Pakistan Railways (PR), once the backbone of the nation’s transportation network, is continuously grappling with a variety of challenges. From financial woes to infrastructural decay, the railway system, which was once symbolised as the country’s industrial and transportation strength, is now struggling to stay on track. Although it seems that the cash-strapped entity is moving in the right direction, transportation sector experts believe that the railways’ issues are unique, and without comprehensive planning and consistency in implementing those plans, the railway’s revival could only be a distant dream.

Historically, PR was a vital and preferable mode of transport for passengers and freight alike. Established during the British colonial era, it played a significant role in the economic development of the region. However, over the decades, mismanagement, lack of investment, and political interference have led to its steady decline. Aging infrastructure, outdated rolling stock, and a lack of technological upgrades have left the system inefficient and unreliable.

According to former managers of the public entity, one of the most pressing issues of the railways is its financial instability. The organisation has been running at a loss for years, with expenditures far outweighing revenues. The deficit has been exacerbated by corruption, poor management, and underutilisation of assets. Despite periodic bailouts from the government, the financial health of PR remains precarious. The recurring operational losses have led to deferred maintenance, resulting in frequent derailments and accidents, further eroding public confidence.

As per official statistics, in the fiscal year 2022-23, railways earned Rs63.250 billion. However, to bolster its operations, the railways received a grant of Rs47.5 billion from the finance division. In the first nine months of FY24, the management stated that it has managed to earn Rs66 billion and is hopeful to surpass the target of Rs80 billion by the end of the year. Still, it will need billions of rupees as a bailout package to meet its finances.

“Pakistan Railways is also open to environmental challenges, the main example of which are the floods, which hit the country almost every year,” said a serving officer of the railways. “The entity is already operating with old infrastructure; the floods or other natural calamities only add burden to its financial resources,” he added.

The railway infrastructure in Pakistan is in dire need of modernisation. The tracks, many of which date back to the colonial era, are incapable of supporting high-speed trains. Signal systems are outdated, and there is a severe shortage of modern locomotives and carriages. The inadequate infrastructure not only hampers efficiency but also poses significant safety risks.

“In this backdrop, the Main Line One (ML-1) project stands out as a potential game-changer as ML-1 is the main railway artery in Pakistan, connecting Karachi in the south to Peshawar in the north, passing through major cities like Lahore and Rawalpindi. The project aims to upgrade this critical line to improve speed, capacity, and safety,” said another official of Pakistan Railways.

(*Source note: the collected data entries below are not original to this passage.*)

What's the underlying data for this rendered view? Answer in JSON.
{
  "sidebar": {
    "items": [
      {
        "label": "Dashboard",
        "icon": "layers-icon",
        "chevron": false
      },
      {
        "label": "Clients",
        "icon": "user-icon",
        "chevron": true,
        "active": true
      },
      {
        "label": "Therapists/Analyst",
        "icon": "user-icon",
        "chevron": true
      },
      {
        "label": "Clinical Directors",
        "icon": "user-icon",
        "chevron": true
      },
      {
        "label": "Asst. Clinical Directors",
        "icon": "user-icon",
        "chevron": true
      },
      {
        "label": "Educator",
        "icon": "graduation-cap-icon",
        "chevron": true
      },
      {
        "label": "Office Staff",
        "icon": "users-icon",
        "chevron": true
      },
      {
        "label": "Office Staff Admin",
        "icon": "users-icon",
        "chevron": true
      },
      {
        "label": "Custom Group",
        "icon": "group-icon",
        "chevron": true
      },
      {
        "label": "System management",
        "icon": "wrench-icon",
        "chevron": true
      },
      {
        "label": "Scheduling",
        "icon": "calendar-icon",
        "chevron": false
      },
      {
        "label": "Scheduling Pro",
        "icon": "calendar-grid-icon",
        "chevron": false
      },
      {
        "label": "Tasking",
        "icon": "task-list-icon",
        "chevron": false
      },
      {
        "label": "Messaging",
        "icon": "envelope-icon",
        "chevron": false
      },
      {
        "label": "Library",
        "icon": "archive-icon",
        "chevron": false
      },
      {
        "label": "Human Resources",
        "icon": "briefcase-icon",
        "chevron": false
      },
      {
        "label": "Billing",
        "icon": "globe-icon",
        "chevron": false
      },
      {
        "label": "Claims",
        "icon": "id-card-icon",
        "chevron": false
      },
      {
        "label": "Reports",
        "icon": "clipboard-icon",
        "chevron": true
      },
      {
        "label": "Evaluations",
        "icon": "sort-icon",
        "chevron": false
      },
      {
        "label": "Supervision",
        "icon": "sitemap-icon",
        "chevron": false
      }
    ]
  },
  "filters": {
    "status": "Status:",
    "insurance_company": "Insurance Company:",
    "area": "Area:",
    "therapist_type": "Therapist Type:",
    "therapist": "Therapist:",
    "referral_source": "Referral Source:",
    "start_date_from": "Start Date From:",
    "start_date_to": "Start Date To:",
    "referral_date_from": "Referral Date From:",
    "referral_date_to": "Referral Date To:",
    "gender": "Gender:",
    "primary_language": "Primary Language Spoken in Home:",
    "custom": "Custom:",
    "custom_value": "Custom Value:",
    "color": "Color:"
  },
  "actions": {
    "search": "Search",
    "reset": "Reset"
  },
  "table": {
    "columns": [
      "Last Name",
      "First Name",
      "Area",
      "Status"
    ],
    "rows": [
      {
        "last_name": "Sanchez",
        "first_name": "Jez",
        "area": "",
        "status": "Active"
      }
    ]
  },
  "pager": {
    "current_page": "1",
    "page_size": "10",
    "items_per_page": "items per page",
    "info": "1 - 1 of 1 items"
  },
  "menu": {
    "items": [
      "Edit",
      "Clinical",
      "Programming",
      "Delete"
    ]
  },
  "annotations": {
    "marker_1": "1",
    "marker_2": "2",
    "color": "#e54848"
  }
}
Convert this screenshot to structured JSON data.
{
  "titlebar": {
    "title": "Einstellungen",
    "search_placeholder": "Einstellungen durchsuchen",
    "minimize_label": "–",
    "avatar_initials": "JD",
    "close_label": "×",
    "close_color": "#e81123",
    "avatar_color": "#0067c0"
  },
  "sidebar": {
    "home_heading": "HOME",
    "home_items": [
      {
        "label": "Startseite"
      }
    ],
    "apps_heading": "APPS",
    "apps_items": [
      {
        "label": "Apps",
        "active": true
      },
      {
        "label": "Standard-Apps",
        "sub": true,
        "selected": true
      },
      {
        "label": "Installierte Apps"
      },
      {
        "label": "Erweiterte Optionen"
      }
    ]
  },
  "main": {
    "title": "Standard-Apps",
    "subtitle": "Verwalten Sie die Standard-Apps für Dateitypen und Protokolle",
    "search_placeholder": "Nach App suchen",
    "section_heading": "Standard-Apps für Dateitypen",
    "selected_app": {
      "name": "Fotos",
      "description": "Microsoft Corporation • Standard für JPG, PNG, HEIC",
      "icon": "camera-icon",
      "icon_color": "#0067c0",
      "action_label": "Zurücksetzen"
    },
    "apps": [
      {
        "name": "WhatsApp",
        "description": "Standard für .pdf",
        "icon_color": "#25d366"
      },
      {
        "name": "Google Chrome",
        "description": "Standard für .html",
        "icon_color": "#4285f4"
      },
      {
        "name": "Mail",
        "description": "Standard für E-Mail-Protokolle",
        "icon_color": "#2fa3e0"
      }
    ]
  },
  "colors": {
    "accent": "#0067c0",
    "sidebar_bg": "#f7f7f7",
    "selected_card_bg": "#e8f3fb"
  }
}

Pakistan is looking towards China for financial assistance to undertake this massive project. The proposed $6.8 billion loan from China is part of the broader China-Pakistan Economic Corridor (CPEC) initiative, which seeks to enhance connectivity and trade between the two countries. The ML-1 upgrade includes doubling the tracks, modernising signalling systems, and enhancing safety measures.

“This project was believed to be the lifeline of CPEC and railways, but unfortunately, after almost a decade, no solid progress has been made in this regard,” the official said, adding, “We all are responsible for irritating the Chinese through our missed commitments in materialising such an important infrastructural project.”

Beyond the ML-1 project, Pakistan Railways faces several other challenges. The lack of an integrated transport policy means that railways often compete with road transport rather than complementing it. There is a need for a holistic approach to transportation that leverages the strengths of each mode of transport.

“Operational inefficiencies, including scheduling issues and freight management, need to be addressed. The introduction of modern logistics, which railways already have initiated, and supply chain management practices could significantly enhance the railway’s freight capabilities, offering a more sustainable and cost-effective alternative to road transport,” the official added. “Reviving the railways is not just about upgrading tracks and trains, it’s about rebuilding an institution that can drive economic growth and national integration. The journey is full of challenges, but with the right vision and commitment, this entity can once again become a symbol of progress and connectivity,” the official added.